1 result for (book:ecs2 AND heading:"esp class session novemb 24 1970" AND stemmed:life)
[... 5 paragraphs ...]
Now, the seed cannot yell out to a scientist who happens to pass and say, “Hey, look at me, I exist. Take me home to your laboratory for within me is the kernel of life.” For the scientist, if he would heed the call and if he would take a spade and dig in the middle of February perhaps down into the earth to find our seed, would find simply a shell. He would not find the reality of the seed. And though you speak and exist and have your being, the emotions that you feel, that make you you, cannot be packaged in a laboratory, cannot be proven by any scientist, you exist. He can only weigh the body and the elements that compose you. He can tell you how much your brain weighs. He cannot tell you what you are feeling or thinking or touch the reality of your subjective experience and herein lies your reality and your proof and your existence and your feeling.
[... 6 paragraphs ...]
Now, I will tell you something else that you will not necessarily want to hear, but you must also learn to relate to outside physical reality. You need physical work to do. This will improve your painting, your creative life, and your psychic life, but you are turning inward too much without knowing what you are doing, at this time. You need to compensate by direct and aggressive physical action, either in a job that will relate you with others or in some aspect along those lines that will allow you to untangle the inner self and release your creative abilities.
[... 5 paragraphs ...]
(To Janice.) Now, to you, the panic has always to do with deep anxiety. Now, a situation in your life can serve to trigger it as a relatively minor situation. The other evening served to trigger it, but working with the pendulum you can discover the basic reason, and I suggest that you do this.
[... 2 paragraphs ...]
([Natalie:]“You said I knew him in the past. Was it a past life or this one?”)

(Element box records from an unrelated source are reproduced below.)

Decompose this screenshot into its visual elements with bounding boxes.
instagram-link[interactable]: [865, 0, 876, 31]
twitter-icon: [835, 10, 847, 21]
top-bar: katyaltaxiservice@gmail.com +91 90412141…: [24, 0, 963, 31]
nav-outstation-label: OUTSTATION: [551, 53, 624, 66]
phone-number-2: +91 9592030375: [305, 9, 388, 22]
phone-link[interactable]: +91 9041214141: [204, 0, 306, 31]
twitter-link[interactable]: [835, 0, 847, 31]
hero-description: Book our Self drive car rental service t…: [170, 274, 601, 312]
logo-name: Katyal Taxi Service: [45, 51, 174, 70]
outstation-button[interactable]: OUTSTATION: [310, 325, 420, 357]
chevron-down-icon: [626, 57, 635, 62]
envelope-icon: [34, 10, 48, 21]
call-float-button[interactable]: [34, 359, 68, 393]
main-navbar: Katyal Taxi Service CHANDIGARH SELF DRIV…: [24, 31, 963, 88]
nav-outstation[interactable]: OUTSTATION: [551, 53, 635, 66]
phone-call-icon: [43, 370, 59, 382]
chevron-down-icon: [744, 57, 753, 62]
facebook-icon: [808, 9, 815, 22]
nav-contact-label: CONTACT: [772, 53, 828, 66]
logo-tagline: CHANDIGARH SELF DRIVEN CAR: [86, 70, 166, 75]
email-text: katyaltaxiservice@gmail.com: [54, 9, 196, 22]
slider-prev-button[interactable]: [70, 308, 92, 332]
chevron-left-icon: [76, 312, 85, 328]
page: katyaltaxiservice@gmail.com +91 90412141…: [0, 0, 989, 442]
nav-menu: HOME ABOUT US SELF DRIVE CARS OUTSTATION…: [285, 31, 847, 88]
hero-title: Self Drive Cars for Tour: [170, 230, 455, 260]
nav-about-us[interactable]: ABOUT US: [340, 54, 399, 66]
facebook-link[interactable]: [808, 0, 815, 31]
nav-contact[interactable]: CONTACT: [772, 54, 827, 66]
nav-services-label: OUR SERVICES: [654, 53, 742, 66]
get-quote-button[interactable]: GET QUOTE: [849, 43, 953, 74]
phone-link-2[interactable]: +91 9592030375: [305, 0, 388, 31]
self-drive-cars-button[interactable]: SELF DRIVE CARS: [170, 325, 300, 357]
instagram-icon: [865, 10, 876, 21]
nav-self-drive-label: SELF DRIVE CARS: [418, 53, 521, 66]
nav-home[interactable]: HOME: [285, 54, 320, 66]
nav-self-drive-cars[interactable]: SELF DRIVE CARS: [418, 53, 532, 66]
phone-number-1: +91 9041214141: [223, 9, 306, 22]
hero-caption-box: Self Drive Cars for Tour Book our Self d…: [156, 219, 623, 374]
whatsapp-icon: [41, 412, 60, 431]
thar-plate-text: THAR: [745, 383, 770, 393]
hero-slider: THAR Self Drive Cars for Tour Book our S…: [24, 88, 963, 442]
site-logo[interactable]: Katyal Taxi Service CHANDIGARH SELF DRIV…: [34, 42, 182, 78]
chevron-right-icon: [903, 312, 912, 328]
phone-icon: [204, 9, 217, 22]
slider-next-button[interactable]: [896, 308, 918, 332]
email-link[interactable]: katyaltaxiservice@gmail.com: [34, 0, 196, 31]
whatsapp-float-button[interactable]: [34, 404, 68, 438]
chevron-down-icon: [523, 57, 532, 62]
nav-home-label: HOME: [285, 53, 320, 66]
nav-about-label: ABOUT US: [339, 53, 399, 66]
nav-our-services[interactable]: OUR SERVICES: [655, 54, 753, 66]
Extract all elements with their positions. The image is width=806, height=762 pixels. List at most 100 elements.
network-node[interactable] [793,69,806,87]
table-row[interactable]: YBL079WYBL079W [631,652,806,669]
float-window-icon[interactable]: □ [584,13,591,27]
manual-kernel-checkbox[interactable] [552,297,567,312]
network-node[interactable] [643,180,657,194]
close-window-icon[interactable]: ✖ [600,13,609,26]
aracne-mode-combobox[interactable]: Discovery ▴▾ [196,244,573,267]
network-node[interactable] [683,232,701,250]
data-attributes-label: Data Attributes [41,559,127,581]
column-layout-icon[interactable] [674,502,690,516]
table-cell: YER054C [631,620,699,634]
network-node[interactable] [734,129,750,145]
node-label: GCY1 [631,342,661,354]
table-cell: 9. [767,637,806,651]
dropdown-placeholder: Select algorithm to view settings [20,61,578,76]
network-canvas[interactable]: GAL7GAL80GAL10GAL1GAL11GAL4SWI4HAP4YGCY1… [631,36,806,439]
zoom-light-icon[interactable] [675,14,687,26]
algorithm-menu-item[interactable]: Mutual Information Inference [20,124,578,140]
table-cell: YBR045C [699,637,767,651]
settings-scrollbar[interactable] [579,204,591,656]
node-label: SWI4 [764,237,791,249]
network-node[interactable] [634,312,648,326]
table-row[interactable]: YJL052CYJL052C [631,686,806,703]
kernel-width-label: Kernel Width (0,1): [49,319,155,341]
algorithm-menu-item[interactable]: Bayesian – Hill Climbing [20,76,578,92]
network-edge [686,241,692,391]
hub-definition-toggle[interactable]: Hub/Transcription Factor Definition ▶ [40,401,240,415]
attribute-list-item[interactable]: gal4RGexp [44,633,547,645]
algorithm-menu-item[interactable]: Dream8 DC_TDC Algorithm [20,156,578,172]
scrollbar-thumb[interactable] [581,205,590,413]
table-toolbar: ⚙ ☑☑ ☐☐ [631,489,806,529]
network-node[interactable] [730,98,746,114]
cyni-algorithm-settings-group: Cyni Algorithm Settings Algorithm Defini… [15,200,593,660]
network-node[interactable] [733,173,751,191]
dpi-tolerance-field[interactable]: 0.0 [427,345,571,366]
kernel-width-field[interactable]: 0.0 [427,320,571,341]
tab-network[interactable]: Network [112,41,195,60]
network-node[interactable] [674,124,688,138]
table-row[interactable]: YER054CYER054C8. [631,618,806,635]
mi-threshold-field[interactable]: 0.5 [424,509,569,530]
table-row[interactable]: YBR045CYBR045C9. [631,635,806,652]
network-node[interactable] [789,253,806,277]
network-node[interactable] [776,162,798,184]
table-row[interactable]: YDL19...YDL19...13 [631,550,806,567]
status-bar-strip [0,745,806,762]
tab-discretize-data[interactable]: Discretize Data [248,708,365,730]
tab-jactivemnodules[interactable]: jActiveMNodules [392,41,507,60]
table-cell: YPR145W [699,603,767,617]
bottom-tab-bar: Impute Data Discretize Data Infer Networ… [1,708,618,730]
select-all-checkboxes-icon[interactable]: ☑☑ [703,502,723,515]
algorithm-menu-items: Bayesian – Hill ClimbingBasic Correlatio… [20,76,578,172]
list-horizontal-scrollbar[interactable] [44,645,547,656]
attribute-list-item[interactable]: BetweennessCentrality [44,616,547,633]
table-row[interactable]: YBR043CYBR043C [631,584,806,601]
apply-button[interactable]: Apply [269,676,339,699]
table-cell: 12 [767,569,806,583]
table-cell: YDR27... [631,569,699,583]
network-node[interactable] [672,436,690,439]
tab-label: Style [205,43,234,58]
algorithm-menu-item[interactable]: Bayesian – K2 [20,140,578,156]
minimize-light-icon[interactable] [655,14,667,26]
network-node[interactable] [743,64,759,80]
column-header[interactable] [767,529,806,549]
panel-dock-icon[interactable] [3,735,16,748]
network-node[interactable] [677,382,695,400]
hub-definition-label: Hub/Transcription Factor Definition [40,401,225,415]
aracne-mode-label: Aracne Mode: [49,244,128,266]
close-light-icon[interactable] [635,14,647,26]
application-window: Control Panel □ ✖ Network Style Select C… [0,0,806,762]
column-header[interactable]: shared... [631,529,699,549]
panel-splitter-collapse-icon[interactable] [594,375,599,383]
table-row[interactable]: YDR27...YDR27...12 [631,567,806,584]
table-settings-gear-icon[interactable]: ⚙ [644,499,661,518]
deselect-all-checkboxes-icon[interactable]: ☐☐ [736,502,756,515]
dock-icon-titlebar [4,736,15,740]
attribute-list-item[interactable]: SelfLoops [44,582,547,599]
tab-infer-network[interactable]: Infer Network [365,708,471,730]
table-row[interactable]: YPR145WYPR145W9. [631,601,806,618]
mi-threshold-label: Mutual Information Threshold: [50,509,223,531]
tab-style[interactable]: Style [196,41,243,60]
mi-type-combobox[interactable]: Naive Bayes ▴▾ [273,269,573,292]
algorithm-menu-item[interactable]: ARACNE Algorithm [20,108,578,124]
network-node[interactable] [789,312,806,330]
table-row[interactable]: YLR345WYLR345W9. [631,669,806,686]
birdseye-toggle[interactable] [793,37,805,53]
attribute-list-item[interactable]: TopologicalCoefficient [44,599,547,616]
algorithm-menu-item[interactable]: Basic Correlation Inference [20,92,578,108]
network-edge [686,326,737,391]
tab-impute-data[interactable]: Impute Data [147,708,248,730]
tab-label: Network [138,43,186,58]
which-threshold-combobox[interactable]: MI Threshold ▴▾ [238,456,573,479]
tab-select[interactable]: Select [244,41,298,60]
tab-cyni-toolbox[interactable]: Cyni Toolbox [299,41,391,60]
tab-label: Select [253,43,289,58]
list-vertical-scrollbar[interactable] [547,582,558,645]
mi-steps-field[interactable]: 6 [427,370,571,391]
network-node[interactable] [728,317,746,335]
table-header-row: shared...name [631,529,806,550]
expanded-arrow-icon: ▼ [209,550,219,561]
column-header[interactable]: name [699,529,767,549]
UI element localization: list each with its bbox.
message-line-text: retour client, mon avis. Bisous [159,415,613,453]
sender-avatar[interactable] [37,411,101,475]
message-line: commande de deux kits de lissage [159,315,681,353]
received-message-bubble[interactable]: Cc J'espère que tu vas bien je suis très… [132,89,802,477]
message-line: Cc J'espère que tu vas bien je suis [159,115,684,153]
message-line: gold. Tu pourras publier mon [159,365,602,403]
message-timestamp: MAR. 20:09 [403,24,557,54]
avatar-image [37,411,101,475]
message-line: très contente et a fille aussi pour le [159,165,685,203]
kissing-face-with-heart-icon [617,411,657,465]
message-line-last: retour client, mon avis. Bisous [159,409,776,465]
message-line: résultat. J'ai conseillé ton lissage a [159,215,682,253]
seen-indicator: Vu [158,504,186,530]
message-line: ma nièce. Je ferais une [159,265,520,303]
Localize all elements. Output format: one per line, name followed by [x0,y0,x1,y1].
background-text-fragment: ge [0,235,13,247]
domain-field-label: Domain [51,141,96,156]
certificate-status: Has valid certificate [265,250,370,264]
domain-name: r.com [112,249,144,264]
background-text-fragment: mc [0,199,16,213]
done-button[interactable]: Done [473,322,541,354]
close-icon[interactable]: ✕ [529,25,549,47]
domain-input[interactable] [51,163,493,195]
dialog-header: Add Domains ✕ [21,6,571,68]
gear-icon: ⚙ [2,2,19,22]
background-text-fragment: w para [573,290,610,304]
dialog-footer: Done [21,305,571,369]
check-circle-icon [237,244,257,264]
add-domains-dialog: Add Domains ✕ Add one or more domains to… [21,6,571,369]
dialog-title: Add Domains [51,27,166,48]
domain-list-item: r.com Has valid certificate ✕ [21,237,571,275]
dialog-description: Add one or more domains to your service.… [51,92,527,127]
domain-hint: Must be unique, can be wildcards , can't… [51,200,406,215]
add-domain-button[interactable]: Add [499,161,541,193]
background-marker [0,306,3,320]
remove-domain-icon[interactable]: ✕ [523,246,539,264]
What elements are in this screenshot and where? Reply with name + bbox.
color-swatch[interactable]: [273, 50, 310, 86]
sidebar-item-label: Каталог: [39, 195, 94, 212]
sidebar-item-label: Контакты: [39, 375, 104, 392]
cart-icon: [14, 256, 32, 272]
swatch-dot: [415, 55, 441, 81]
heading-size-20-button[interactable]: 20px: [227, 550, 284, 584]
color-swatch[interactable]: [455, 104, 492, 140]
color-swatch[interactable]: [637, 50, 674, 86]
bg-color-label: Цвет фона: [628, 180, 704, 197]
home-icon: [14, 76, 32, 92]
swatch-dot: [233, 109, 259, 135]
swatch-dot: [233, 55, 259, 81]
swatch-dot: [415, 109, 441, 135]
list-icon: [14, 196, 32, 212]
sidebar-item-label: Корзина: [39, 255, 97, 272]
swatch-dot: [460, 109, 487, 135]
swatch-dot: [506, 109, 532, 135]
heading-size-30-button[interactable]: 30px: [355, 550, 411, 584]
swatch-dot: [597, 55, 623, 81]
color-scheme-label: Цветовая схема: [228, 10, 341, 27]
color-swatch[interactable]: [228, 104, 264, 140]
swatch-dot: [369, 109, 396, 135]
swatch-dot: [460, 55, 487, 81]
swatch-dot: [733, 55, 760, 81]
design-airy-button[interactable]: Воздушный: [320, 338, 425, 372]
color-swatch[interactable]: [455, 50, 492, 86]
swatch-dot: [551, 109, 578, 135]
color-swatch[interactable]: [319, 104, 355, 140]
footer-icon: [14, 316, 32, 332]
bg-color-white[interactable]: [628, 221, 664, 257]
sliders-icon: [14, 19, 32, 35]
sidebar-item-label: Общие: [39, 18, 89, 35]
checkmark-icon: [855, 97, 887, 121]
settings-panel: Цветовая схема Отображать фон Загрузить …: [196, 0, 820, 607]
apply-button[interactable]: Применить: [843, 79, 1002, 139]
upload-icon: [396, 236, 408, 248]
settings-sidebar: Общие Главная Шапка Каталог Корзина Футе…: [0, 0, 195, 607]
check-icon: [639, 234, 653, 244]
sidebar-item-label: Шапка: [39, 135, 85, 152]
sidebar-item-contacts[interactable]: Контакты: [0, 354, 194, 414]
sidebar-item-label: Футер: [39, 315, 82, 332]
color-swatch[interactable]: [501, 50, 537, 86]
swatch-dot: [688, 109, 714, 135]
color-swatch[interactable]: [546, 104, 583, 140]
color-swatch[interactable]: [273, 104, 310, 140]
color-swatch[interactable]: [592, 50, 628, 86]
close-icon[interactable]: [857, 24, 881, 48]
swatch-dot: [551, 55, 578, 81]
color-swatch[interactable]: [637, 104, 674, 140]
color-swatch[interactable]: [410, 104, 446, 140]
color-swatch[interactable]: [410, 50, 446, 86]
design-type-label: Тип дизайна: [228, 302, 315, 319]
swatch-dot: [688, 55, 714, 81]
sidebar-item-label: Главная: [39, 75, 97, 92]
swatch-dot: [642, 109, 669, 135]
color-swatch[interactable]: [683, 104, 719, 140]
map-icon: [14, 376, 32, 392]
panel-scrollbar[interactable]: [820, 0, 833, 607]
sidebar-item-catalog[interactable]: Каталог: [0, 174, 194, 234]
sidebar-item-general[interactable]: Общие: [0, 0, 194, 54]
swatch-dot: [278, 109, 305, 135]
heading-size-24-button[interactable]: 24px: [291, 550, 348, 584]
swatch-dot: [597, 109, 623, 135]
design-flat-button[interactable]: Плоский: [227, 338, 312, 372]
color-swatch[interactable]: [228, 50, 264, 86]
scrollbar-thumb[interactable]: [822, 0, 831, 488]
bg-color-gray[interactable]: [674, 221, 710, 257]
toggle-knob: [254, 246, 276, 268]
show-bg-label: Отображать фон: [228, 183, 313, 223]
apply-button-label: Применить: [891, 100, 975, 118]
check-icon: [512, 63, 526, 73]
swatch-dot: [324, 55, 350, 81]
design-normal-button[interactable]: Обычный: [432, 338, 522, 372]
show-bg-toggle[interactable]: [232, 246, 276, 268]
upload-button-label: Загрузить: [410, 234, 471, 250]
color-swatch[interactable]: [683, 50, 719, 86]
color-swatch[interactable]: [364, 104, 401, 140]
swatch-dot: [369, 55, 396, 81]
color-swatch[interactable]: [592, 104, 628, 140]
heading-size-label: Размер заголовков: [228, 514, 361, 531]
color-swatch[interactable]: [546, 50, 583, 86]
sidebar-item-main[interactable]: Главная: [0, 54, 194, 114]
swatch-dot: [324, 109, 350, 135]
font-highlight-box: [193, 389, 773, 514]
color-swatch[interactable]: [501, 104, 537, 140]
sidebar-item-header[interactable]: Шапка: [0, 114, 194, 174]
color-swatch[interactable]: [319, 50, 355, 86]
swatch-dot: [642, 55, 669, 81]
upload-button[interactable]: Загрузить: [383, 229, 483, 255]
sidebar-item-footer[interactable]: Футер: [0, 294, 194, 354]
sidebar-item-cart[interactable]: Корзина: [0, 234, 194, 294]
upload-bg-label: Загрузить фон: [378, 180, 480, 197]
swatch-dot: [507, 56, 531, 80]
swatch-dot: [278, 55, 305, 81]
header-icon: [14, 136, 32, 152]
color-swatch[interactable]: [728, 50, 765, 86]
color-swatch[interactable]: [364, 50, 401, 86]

It was, indeed, a past life, not in this one. He is an apprentice teacher.
[... 4 paragraphs ...]
(To Derek:) And be careful of those associates that you make if they have a strong feeling also of meaninglessness. You can come and each of you in this room have come or will come to a dark corner. And the dark corner will seem to you that only desolation exists, and you will look into the faces of your fellow men and find only emptiness. And you will look into the faces of your brother and your father and your mother and find no meaning. You will see that they see meaning, but you will not experience their meaning, and so their faces may seem empty to you, and you will look outward into the world and find no meaning in it, only desolation and cruelty. And you will see at the end of a life only death and annihilation and wonder what the life was for.
[... 1 paragraph ...]
([Derek:] “Is that what my life is going to be, here and now?”)
[... 1 paragraph ...]
Now this crisis has a meaning and a purpose. It does you no good to avoid this crisis through drugs, through tranquilizers, or through material possessions, for you must face certain facts, and the facts are these. The high and mighty intellect that deals with the world of sense is not all. The validity and the vitality of your existence is far more than this. And when you find your intellect, alone, cannot give you the answers, and that it cannot bring you joy and that it brings you no closer to the fountain of existence, then you begin asking the proper questions. Then you are like the flower who accepts the sunshine, and in accepting the sunshine knows far more about the reality of sun than any scientist who measures the spectrum of light without feeling. Your soul, your inner self, your reality, is experience. It is this upon which you must base your life.
[... 3 paragraphs ...]
(To Mack.) And in some of your dream states, also. You are far more alert, far more aware than you are in your waking state. You are using portions of your own reality that you ignore in daily life.
[... 5 paragraphs ...]
(To Derek.) Now, as far as proofs are concerned, any of you can measure. Any of you can measure the painting on the wall that is of me in a previous life. You can measure the dimensions. You can prove a painting exists on the wall. You cannot measure the psychological impact of the painting, however, nor the psychic reality that is within it. Nor can you measure the inner reality that you know is within yourself. And as I have said before, when you look into a mirror you do not see yourself. You see the physical form. You do not see your ego or your subconscious or your spirit or your unconscious. You see the molecules and atoms that spin about you. You cannot prove, therefore, that you exist, much less that I exist. Be thankful then that the atoms and molecules that compose your chairs seem as if they were solid.